Characteristic Classification of Walkers via Underfloor Accelerometer Gait Measurements through Machine Learning

Abstract

The ability to classify occupants in a building has far-reaching applications in security, monitoring human health, and managing energy resources effectively. In this work, gender and weight of walkers are classified via machine learning or pattern recognition techniques. Accelerometers mounted beneath the floor of Virginia Tech's Goodwin Hall measured walkers' gait. These acceleration measurements serve as the inputs to machine learning techniques allowing for classification.
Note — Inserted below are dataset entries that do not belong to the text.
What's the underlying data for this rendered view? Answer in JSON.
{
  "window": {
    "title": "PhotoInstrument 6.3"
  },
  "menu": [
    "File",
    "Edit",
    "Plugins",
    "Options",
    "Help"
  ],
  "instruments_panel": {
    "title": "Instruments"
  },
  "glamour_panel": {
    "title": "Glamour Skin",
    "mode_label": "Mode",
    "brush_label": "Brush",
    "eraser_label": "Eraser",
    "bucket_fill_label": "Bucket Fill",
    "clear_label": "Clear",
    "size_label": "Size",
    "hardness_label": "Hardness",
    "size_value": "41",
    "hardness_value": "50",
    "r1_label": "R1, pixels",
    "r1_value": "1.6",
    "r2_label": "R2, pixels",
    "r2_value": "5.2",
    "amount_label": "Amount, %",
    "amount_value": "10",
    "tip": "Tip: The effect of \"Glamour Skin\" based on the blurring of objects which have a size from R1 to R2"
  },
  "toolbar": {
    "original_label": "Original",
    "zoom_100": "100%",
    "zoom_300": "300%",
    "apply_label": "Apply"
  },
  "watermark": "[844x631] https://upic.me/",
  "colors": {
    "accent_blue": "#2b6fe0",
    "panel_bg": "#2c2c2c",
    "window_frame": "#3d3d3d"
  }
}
For this work, the gait of fifteen individual walkers was recorded via fourteen accelerometers as they, alone, walked down the instrumented hallway, in multiple trials. These machine learning algorithms produce an 88 % accurate model for gender classification. The machine learning algorithms included are Bagged Decision Trees, Boosted Decision Trees, Support Vector Machines (SVMs), and Neural Networks. Data reduction techniques achieve a higher gender classification accuracy of 93 % and classify weight with 64% accuracy. The data reduction techniques are Discrete Empirical Interpolation Method (DEIM), Q-DEIM, and Projection Coefficients. A two-part methodology is proposed to implement the approach completed in this thesis work. The first step validates the algorithm design choices, i.e. using bagged or boosted decision trees for classification. The second step reduces the walking data measured to truncate accelerometers which do not aid in increasing characteristic classification.